Saturday, March 24, 2012

Set up for a desktop photo studio

Part 3 of a 6 part series

I'm going to describe a simple desktop photo studio.

Let's first talk about the background that will be seen behind the fly. If you decide to use a busy background, such as an assortment of colored thread spools stacked on dowels on one of those cool multi-stepped wooden racks, be sure that they are far enough away from the fly to be somewhat blurred in the photo.  Otherwise the background will be distracting to the viewer.

I've tried busy backgrounds, but prefer a simple approach. Colored mat board is a good choice if you have access to an art supplier. Mat board is the material that is used for mounting photographs for framing. I like to keep the mat board about 8" to 14" inches behind the fly. You'll have to experiment to find what works best for you. 

A mid-tone background is a good overall choice. I like medium shades of gray, blue, or green.  I buy my mat board online, from American Frame. A 12" x 18" piece should be plenty big enough.

Colored folders work great too. You can pick up colored folders at Staples or W.B. Mason.

Three good colors to use for a background.  Grey and green are mat board. 
The blue is a colored folder. If the grey mat shown here looks a bit off color,
then it is likely that your monitor needs calibration. 
Most monitors are too bright and have a blue color cast.

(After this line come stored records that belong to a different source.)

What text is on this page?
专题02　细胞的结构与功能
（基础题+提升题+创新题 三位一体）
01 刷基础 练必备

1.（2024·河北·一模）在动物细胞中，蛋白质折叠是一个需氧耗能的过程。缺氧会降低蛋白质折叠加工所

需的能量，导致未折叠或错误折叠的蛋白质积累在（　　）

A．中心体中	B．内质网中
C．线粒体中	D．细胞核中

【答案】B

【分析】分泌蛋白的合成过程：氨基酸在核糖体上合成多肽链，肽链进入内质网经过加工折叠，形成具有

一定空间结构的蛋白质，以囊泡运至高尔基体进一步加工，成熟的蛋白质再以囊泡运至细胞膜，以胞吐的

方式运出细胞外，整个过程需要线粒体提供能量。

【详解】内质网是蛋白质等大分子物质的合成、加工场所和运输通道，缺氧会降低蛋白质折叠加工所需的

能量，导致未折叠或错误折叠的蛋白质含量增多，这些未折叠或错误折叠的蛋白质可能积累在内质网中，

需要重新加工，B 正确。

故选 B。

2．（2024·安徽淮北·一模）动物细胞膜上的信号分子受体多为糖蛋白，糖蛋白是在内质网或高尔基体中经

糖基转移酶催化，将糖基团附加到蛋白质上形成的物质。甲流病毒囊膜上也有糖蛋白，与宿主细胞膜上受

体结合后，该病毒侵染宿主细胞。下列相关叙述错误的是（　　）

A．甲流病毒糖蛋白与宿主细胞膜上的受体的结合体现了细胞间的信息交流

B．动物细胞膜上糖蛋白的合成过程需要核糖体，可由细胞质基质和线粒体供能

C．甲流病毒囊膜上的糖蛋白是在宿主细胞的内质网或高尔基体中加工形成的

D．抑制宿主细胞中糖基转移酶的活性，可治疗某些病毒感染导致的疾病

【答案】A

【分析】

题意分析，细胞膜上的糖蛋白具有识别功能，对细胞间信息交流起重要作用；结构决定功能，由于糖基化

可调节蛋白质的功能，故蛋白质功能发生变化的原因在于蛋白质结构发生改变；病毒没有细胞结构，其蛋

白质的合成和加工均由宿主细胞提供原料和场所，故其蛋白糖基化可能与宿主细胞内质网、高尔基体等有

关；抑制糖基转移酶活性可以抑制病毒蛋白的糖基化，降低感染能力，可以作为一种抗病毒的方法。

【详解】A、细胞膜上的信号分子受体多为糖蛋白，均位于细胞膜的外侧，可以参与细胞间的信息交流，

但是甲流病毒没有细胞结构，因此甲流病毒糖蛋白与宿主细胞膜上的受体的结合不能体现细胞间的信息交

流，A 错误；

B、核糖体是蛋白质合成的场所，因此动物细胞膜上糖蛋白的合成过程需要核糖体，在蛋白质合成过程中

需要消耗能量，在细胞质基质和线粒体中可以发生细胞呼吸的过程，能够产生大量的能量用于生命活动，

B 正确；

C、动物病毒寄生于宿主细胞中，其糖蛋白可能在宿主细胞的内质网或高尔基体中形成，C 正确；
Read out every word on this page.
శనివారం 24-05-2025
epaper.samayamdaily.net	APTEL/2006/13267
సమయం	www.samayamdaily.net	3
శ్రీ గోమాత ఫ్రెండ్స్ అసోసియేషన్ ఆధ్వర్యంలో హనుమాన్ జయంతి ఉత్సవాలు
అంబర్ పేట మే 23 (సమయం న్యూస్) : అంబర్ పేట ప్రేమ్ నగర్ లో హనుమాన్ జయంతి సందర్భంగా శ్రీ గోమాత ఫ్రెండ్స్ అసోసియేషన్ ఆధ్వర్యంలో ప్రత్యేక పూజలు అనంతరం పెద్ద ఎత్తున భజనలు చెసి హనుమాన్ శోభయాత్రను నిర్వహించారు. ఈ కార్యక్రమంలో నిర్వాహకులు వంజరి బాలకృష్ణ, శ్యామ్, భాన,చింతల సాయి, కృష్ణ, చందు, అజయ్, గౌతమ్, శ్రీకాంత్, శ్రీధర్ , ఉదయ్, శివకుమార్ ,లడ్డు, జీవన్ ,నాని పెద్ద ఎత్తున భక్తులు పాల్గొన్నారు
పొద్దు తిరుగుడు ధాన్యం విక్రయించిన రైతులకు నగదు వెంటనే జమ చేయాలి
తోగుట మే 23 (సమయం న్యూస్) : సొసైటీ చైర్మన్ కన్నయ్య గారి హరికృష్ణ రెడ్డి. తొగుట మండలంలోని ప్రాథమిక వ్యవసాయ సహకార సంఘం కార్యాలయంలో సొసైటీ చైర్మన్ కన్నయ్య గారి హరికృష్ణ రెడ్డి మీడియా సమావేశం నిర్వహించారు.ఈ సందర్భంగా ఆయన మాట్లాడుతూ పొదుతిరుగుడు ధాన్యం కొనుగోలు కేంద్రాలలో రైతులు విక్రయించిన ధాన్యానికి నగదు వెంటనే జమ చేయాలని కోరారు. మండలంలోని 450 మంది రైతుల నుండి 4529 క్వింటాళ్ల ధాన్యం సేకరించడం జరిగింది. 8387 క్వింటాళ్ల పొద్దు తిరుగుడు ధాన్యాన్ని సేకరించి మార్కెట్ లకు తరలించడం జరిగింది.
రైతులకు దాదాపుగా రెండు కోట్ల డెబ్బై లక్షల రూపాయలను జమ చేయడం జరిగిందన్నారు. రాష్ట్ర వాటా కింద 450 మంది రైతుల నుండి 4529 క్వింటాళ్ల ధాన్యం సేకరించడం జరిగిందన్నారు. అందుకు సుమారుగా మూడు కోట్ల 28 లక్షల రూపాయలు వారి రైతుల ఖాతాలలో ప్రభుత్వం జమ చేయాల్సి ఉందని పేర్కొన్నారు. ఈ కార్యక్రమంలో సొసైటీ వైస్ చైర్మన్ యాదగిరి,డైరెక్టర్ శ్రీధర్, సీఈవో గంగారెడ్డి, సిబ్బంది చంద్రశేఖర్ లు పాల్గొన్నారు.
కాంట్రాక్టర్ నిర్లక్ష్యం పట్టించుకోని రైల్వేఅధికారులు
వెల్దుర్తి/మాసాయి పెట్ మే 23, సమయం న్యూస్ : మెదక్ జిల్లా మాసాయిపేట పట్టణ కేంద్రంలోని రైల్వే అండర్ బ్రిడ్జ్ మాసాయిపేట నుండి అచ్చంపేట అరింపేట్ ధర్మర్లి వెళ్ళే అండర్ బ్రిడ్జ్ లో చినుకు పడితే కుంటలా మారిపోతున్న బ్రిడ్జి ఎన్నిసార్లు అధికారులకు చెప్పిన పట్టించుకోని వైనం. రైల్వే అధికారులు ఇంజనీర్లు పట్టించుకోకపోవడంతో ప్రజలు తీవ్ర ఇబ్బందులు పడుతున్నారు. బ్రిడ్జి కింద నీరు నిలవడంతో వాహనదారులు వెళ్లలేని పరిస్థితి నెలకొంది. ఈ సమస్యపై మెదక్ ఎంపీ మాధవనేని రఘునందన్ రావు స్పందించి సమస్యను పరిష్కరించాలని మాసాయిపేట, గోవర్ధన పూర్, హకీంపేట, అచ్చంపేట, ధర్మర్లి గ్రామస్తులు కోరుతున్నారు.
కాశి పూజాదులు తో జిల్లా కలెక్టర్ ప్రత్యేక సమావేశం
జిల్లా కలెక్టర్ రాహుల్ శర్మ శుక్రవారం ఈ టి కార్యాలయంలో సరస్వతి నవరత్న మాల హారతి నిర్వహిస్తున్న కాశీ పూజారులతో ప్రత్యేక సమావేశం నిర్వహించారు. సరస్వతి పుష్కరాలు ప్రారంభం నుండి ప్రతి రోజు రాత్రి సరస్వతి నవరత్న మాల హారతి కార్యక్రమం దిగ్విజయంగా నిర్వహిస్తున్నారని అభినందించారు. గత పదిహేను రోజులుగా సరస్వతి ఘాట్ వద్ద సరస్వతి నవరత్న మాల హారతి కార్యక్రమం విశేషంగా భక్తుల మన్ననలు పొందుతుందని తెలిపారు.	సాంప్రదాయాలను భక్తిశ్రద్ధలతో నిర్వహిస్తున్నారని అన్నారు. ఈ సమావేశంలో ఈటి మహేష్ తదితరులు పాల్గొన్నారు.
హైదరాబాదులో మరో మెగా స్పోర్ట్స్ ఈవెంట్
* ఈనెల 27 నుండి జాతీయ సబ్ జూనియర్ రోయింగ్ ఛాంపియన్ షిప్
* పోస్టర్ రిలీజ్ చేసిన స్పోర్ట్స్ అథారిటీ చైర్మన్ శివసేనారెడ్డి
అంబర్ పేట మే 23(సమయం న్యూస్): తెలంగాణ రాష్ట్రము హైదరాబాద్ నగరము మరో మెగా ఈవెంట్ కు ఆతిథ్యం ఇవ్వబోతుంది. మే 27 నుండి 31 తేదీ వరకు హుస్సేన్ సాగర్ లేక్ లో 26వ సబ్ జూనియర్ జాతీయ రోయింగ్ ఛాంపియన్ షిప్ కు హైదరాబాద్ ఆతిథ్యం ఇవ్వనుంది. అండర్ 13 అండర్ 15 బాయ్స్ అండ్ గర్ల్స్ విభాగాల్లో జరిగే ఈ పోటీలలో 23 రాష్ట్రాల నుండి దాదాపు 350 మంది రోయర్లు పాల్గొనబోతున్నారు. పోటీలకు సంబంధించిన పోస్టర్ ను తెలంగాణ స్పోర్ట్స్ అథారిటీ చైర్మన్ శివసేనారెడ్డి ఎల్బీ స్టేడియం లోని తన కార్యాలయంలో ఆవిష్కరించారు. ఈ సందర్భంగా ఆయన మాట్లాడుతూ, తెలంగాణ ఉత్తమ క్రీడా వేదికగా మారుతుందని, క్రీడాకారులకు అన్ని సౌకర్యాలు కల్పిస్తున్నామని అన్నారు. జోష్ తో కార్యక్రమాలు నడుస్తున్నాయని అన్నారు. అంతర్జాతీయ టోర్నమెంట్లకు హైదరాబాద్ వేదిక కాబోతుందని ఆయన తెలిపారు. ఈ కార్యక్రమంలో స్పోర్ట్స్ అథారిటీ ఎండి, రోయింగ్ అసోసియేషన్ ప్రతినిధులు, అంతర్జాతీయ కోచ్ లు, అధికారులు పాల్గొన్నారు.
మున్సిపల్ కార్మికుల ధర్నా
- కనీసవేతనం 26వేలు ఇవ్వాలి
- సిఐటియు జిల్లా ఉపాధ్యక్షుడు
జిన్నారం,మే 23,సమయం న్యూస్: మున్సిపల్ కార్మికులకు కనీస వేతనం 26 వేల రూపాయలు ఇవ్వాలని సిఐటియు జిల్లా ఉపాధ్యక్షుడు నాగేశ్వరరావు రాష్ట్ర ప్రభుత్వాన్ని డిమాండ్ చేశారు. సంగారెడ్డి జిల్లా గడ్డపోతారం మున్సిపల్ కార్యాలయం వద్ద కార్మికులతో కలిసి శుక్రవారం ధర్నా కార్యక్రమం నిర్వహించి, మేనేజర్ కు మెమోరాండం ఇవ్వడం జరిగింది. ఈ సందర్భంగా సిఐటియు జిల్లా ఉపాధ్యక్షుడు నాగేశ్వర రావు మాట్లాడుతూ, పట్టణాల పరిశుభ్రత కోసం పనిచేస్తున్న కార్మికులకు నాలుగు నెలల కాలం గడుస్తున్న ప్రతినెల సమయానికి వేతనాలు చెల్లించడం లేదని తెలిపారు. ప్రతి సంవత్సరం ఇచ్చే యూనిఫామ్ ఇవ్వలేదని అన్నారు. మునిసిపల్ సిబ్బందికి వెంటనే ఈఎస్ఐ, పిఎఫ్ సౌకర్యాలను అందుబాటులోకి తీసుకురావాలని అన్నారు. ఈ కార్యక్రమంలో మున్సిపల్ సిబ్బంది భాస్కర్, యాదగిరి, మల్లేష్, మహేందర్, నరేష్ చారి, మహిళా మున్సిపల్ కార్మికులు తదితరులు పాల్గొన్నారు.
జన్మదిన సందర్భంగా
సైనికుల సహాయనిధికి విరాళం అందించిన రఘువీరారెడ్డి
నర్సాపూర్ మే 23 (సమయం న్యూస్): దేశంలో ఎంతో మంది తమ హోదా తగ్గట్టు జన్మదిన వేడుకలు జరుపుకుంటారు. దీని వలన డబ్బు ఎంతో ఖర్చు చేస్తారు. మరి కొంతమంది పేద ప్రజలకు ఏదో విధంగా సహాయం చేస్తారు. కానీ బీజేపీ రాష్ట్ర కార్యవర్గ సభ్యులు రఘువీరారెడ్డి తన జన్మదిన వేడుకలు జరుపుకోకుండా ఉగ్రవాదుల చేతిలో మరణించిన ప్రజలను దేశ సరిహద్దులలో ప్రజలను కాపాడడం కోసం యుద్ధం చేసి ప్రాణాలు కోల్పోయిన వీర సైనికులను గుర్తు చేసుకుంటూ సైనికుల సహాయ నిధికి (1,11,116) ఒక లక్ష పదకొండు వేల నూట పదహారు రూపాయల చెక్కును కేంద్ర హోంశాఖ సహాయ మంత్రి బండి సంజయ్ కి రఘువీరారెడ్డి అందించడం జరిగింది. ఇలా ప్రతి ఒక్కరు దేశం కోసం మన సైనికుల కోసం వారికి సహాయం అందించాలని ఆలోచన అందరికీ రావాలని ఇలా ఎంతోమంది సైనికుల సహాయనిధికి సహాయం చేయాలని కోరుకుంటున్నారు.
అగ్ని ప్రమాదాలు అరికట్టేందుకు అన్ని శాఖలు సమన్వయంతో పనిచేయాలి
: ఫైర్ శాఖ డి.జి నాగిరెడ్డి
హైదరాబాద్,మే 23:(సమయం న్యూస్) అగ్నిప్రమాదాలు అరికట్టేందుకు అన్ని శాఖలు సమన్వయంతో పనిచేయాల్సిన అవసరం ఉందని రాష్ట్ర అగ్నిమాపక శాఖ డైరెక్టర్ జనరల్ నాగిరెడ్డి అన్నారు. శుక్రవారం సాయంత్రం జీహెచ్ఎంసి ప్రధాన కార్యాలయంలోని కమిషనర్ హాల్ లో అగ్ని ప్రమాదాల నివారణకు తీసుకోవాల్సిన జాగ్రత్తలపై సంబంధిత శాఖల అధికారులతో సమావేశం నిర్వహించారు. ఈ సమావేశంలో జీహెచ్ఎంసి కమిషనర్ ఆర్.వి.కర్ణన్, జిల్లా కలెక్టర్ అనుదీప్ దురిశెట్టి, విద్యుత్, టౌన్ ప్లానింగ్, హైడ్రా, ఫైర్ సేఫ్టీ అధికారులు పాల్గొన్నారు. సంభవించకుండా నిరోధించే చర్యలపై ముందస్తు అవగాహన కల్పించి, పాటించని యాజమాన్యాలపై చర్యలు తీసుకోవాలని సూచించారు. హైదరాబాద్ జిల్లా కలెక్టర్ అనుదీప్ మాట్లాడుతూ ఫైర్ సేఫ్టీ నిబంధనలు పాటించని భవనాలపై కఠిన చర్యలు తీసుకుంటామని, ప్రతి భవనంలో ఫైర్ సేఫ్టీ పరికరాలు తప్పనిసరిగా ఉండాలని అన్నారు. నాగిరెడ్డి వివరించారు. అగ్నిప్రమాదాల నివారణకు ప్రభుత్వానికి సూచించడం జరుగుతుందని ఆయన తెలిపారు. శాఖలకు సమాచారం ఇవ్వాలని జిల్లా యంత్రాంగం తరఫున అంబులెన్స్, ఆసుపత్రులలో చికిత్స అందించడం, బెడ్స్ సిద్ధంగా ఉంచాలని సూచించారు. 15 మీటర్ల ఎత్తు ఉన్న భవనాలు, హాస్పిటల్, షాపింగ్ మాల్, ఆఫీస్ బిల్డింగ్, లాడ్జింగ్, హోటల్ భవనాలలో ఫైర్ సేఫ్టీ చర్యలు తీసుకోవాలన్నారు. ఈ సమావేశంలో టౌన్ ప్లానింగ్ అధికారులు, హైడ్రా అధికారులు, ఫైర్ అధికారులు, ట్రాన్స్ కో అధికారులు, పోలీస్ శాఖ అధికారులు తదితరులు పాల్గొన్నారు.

In the past, I've propped up the mat board vertically using two 12" lengths of 2x4s, one supporting the mat from the front and one from the back. Here I've used four 16 ounce cans from the kitchen (two at each corner, front and back). 

Want to simplify one step further? In the picture below, I have merely leaned the mat up at an angle against a pile of stuff at the back of the desk. The pedestal of the vise will hold it in place.  The angle of the mat actually reduces the reflection on the camera lens from my tying lights.  Plus, it's a great way to hide crap on your tying desk!  Use this system even when you are not planning to photograph your tying steps.  I find the green to be very soothing on the eyes while tying.

Don't want to buy any mat board?  With a one or two clothes pins, clip a colored folder to a piece of corregated cardboard cut from the side of a cardboard box.  All the hopper photos on my Web site were done with this green folder as the background.

For light I like two desk lamps with elbow joints. They are held to the table with C-clamps. You can see the lamp shades in the upper two corners of two of the images above. You can buy them cheaply at Staples. I use this arrangement because it is the same lighting I prefer for tying flies. If I could find higher quality desk lights than these $25 ones, I would buy them. But I have to admit, I haven't looked too hard.  The ones I have don't hold their positions very well, because I can't get the elbow joints tight enough. I sometimes use duct tape to keep the elbows from slipping.

For light bulbs, I use spiral fluorescent bulbs. They are 30 watts. The fluorescent bulbs are nice because they don't heat up. If you use incandescent bulbs, use 100 watts.

A tripod is needed to free up your hands to hold materials.  The one pictured below is made by Sunpak and is the MiniPro Plus/B.  I think the "B" must stand for "ball head", which easily allows you to move the camera around the ball joint for making adjustments.  As of this date (March, 2012) it is selling at Amazon for $20.95.

The G9 allows for a pretty good macro at about 2x zoom at 2" from the subject.  A 2" working distance or more
is needed when tying a fly.  At a 1x zoom this camera has to be too close to the fly, and it is then nearly
 impossible to get light onto the subject.  Take a few moment to do a better job than I did lining up the camera and the fly.

Available on Amazon for about $21 (as of March, 2012).